Many problems of practical significance are NP-complete, yet they are too important to abandon merely because we don’t know how to find an optimal solution in polynomial time.
Even if a problem is NP-complete, there may be hope. We have at least three ways to get around NP-completeness.
- If the actual inputs are small, an algorithm with exponential running time may be perfectly satisfactory.
- We may be able to isolate important special cases that we can solve in polynomial
time.
We can arrive at these cases by thinking of the verification methods that make the problem NP-complete in the first place. This can lead to the required narrowing of cases.
- We might come up with approaches to find near-optimal solutions in polynomial time (either in the worst case or the expected case).
In practice, nearoptimality is often good enough.
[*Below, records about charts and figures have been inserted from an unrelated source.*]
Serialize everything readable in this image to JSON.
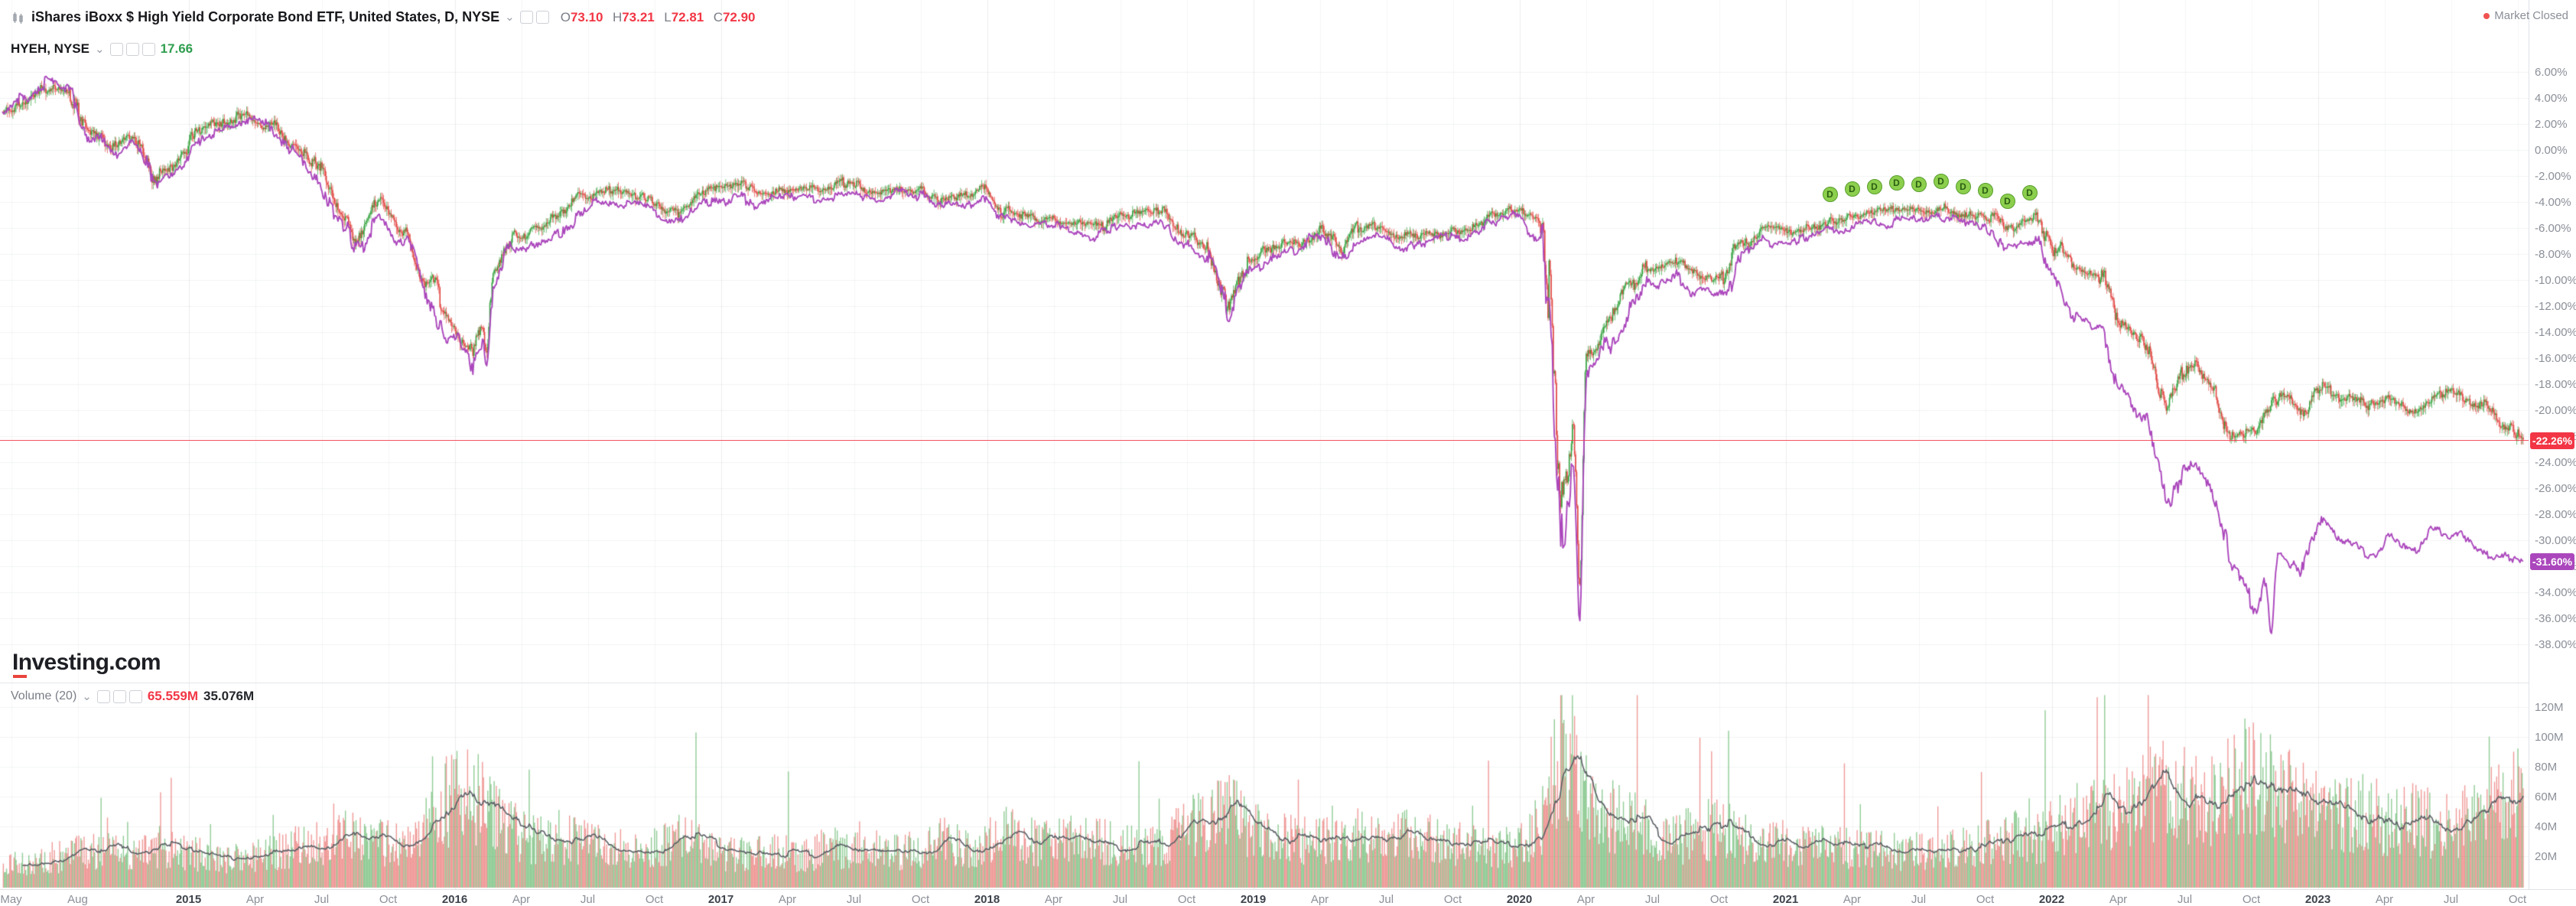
{
  "header": {
    "symbol_title": "iShares iBoxx $ High Yield Corporate Bond ETF, United States, D, NYSE",
    "ohlc": {
      "o_label": "O",
      "o": "73.10",
      "h_label": "H",
      "h": "73.21",
      "l_label": "L",
      "l": "72.81",
      "c_label": "C",
      "c": "72.90"
    },
    "compare": {
      "name": "HYEH, NYSE",
      "value": "17.66"
    },
    "market_status": "Market Closed"
  },
  "logo": {
    "text": "Investing",
    "suffix": ".com"
  },
  "volume_pane": {
    "label": "Volume (20)",
    "value": "65.559M",
    "ma_value": "35.076M"
  },
  "icons": {
    "caret_down": "⌄",
    "market_dot": "●",
    "dividend_letter": "D"
  },
  "price_axis": {
    "labels": [
      "6.00%",
      "4.00%",
      "2.00%",
      "0.00%",
      "-2.00%",
      "-4.00%",
      "-6.00%",
      "-8.00%",
      "-10.00%",
      "-12.00%",
      "-14.00%",
      "-16.00%",
      "-18.00%",
      "-20.00%",
      "-22.00%",
      "-24.00%",
      "-26.00%",
      "-28.00%",
      "-30.00%",
      "-32.00%",
      "-34.00%",
      "-36.00%",
      "-38.00%"
    ],
    "top_value": 6,
    "step": -2,
    "last_price_label": "-22.26%",
    "compare_price_label": "-31.60%"
  },
  "volume_axis": {
    "labels": [
      "120M",
      "100M",
      "80M",
      "60M",
      "40M",
      "20M"
    ],
    "values": [
      120,
      100,
      80,
      60,
      40,
      20
    ]
  },
  "time_axis": {
    "ticks": [
      {
        "t": "May",
        "m": 0
      },
      {
        "t": "Aug",
        "m": 3
      },
      {
        "t": "2015",
        "m": 8
      },
      {
        "t": "Apr",
        "m": 11
      },
      {
        "t": "Jul",
        "m": 14
      },
      {
        "t": "Oct",
        "m": 17
      },
      {
        "t": "2016",
        "m": 20
      },
      {
        "t": "Apr",
        "m": 23
      },
      {
        "t": "Jul",
        "m": 26
      },
      {
        "t": "Oct",
        "m": 29
      },
      {
        "t": "2017",
        "m": 32
      },
      {
        "t": "Apr",
        "m": 35
      },
      {
        "t": "Jul",
        "m": 38
      },
      {
        "t": "Oct",
        "m": 41
      },
      {
        "t": "2018",
        "m": 44
      },
      {
        "t": "Apr",
        "m": 47
      },
      {
        "t": "Jul",
        "m": 50
      },
      {
        "t": "Oct",
        "m": 53
      },
      {
        "t": "2019",
        "m": 56
      },
      {
        "t": "Apr",
        "m": 59
      },
      {
        "t": "Jul",
        "m": 62
      },
      {
        "t": "Oct",
        "m": 65
      },
      {
        "t": "2020",
        "m": 68
      },
      {
        "t": "Apr",
        "m": 71
      },
      {
        "t": "Jul",
        "m": 74
      },
      {
        "t": "Oct",
        "m": 77
      },
      {
        "t": "2021",
        "m": 80
      },
      {
        "t": "Apr",
        "m": 83
      },
      {
        "t": "Jul",
        "m": 86
      },
      {
        "t": "Oct",
        "m": 89
      },
      {
        "t": "2022",
        "m": 92
      },
      {
        "t": "Apr",
        "m": 95
      },
      {
        "t": "Jul",
        "m": 98
      },
      {
        "t": "Oct",
        "m": 101
      },
      {
        "t": "2023",
        "m": 104
      },
      {
        "t": "Apr",
        "m": 107
      },
      {
        "t": "Jul",
        "m": 110
      },
      {
        "t": "Oct",
        "m": 113
      }
    ]
  },
  "colors": {
    "up": "#36a340",
    "down": "#e14743",
    "compare_line": "#ab47bc",
    "last_price": "#f23645",
    "compare_badge": "#ab47bc",
    "volume_up": "rgba(54,163,64,0.55)",
    "volume_down": "rgba(225,71,67,0.55)",
    "volume_ma": "#5c6066",
    "grid": "rgba(42,46,57,0.06)",
    "axis_text": "#8b8f98",
    "marker_bg": "#8ccf4d",
    "marker_border": "#5a9e2e",
    "marker_text": "#2c5e12"
  },
  "chart_data": {
    "type": "candlestick",
    "unit": "percent_change",
    "start_month": "2014-05",
    "end_month": "2023-10",
    "ylim": [
      -38,
      6
    ],
    "volume_ylim": [
      0,
      120
    ],
    "series": [
      {
        "name": "iShares iBoxx $ High Yield Corporate Bond ETF (% change)",
        "type": "candlestick",
        "monthly_pct": [
          3.2,
          3.8,
          4.6,
          4.2,
          1.5,
          0.3,
          1.0,
          -1.8,
          -0.5,
          1.6,
          2.0,
          2.6,
          2.1,
          0.5,
          -1.0,
          -4.2,
          -6.5,
          -4.0,
          -6.5,
          -10.0,
          -13.0,
          -14.8,
          -9.0,
          -6.5,
          -6.0,
          -5.2,
          -3.5,
          -3.0,
          -3.2,
          -3.6,
          -4.6,
          -3.6,
          -3.0,
          -2.6,
          -3.4,
          -3.0,
          -2.8,
          -3.1,
          -2.6,
          -3.2,
          -2.8,
          -3.0,
          -3.8,
          -3.5,
          -3.0,
          -4.6,
          -5.1,
          -5.3,
          -5.5,
          -5.8,
          -5.1,
          -4.9,
          -4.8,
          -6.6,
          -7.6,
          -11.6,
          -8.6,
          -7.6,
          -7.1,
          -6.1,
          -7.6,
          -6.1,
          -5.9,
          -6.6,
          -6.3,
          -6.1,
          -5.9,
          -4.9,
          -4.6,
          -6.1,
          -26.0,
          -15.5,
          -13.0,
          -10.5,
          -9.0,
          -8.5,
          -9.6,
          -9.9,
          -7.1,
          -6.0,
          -6.2,
          -5.8,
          -5.4,
          -5.0,
          -4.8,
          -4.5,
          -4.6,
          -4.4,
          -4.8,
          -5.1,
          -5.9,
          -5.3,
          -7.6,
          -9.1,
          -9.6,
          -13.1,
          -14.6,
          -19.6,
          -16.6,
          -18.1,
          -22.1,
          -21.6,
          -19.1,
          -20.1,
          -17.6,
          -19.1,
          -19.6,
          -19.1,
          -20.1,
          -19.1,
          -18.6,
          -19.6,
          -21.1,
          -22.26
        ]
      },
      {
        "name": "HYEH, NYSE (% change)",
        "type": "line",
        "monthly_pct": [
          2.8,
          4.0,
          5.2,
          4.5,
          1.2,
          -0.5,
          0.6,
          -2.6,
          -1.4,
          1.0,
          1.7,
          2.3,
          1.8,
          0.0,
          -1.8,
          -5.0,
          -7.4,
          -5.0,
          -7.2,
          -11.0,
          -14.2,
          -16.2,
          -10.2,
          -7.6,
          -7.1,
          -6.4,
          -4.6,
          -3.9,
          -4.1,
          -4.4,
          -5.6,
          -4.6,
          -4.0,
          -3.4,
          -4.2,
          -3.7,
          -3.4,
          -3.6,
          -3.1,
          -3.7,
          -3.3,
          -3.5,
          -4.3,
          -4.1,
          -3.5,
          -5.1,
          -5.7,
          -5.9,
          -6.2,
          -6.6,
          -6.0,
          -5.7,
          -5.5,
          -7.3,
          -8.3,
          -12.4,
          -9.4,
          -8.3,
          -7.7,
          -6.7,
          -8.3,
          -6.8,
          -6.5,
          -7.3,
          -6.9,
          -6.7,
          -6.4,
          -5.5,
          -5.1,
          -6.9,
          -29.0,
          -17.5,
          -15.0,
          -12.2,
          -10.2,
          -9.6,
          -10.7,
          -11.0,
          -8.1,
          -7.1,
          -7.1,
          -6.6,
          -6.2,
          -5.8,
          -5.6,
          -5.3,
          -5.4,
          -5.2,
          -5.7,
          -6.1,
          -7.4,
          -7.1,
          -10.1,
          -12.6,
          -13.6,
          -18.1,
          -20.6,
          -27.1,
          -24.1,
          -26.1,
          -32.1,
          -35.3,
          -31.1,
          -32.1,
          -28.6,
          -30.1,
          -31.1,
          -29.6,
          -30.6,
          -29.1,
          -29.6,
          -30.6,
          -31.1,
          -31.6
        ]
      }
    ],
    "volume": {
      "name": "Volume",
      "unit": "millions_of_shares",
      "ma_period": 20,
      "monthly_avg_millions": [
        15,
        15,
        18,
        20,
        25,
        22,
        20,
        26,
        22,
        20,
        18,
        20,
        22,
        25,
        28,
        36,
        30,
        28,
        30,
        40,
        56,
        60,
        46,
        35,
        30,
        32,
        28,
        25,
        24,
        26,
        31,
        28,
        22,
        20,
        24,
        22,
        20,
        26,
        22,
        26,
        22,
        24,
        30,
        26,
        27,
        35,
        30,
        28,
        30,
        32,
        28,
        24,
        26,
        38,
        41,
        52,
        38,
        32,
        30,
        28,
        38,
        32,
        28,
        34,
        30,
        28,
        26,
        24,
        26,
        42,
        96,
        56,
        45,
        42,
        35,
        30,
        36,
        38,
        32,
        28,
        28,
        26,
        26,
        24,
        24,
        22,
        24,
        22,
        26,
        28,
        33,
        28,
        40,
        46,
        48,
        50,
        56,
        72,
        56,
        58,
        68,
        74,
        60,
        55,
        50,
        45,
        48,
        42,
        45,
        40,
        38,
        50,
        56,
        60
      ]
    },
    "spikes": [
      {
        "m": 21,
        "hyg": -15.6,
        "hyeh": -16.6
      },
      {
        "m": 70,
        "hyg": -33.5,
        "hyeh": -36.3
      },
      {
        "m": 101,
        "hyeh": -37.2
      }
    ],
    "markers": {
      "kind": "dividend",
      "label": "D",
      "month_indices": [
        82,
        83,
        84,
        85,
        86,
        87,
        88,
        89,
        90,
        91
      ]
    },
    "current": {
      "hyg_pct": -22.26,
      "hyeh_pct": -31.6,
      "volume_m": 65.559,
      "volume_ma_m": 35.076
    }
  }
}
We call an algorithm that returns near-optimal solutions an approximation algorithm.
Reductions
At its core, a reduction is a formal way of saying:
“If I can solve problem A, then I can solve problem B by transforming B into A.”
Reductions let us:
- Transfer algorithms
If you reduce B → A, then any algorithm for A becomes an algorithm for B.
- Transfer lower bounds
If B is known to be hard, and B → A, then A is at least as hard as B.
- Explain algorithmic structure
Many algorithms are best understood as “hidden” versions of simpler problems.
Let A and B be computational problems.
Rigorously, a reduction from B to A is a function \(f\) such that:
- For every instance \(x\) of problem B, \(f(x)\) is an instance of problem A.
- Solving A on input \(f(x)\) gives enough information to solve B on input x.
- The transformation f must be efficient (usually polynomial time, or linear time in algorithm design).
A reduction is denoted by:
Here is a concrete example which explain Dijkstra as a family of reductions. You want to solve Single‑Source Shortest Path (SSSP) on a graph with non‑negative weights. You reduce it to the following abstract problem:
Given a set of keys that only decrease over time, repeatedly extract the smallest key.
This is exactly the monotone priority queue problem.
The reduction is:
- Each vertex v has a key = current best distance estimate.
- Relaxing edges corresponds to decreasing keys.
- Choosing the next vertex to finalize corresponds to extract‑min.
Thus:
\(\mathrm{SSSP}\; \leq \; \mathrm{Monotone\ PQ}\)
And the complexity of Dijkstra is:
\(T_{\mathrm{Dijkstra}}=V\cdot T_{\mathrm{extract-min}}+E\cdot T_{\mathrm{decrease-key}}\)
This is the example of the reduction that has taken place.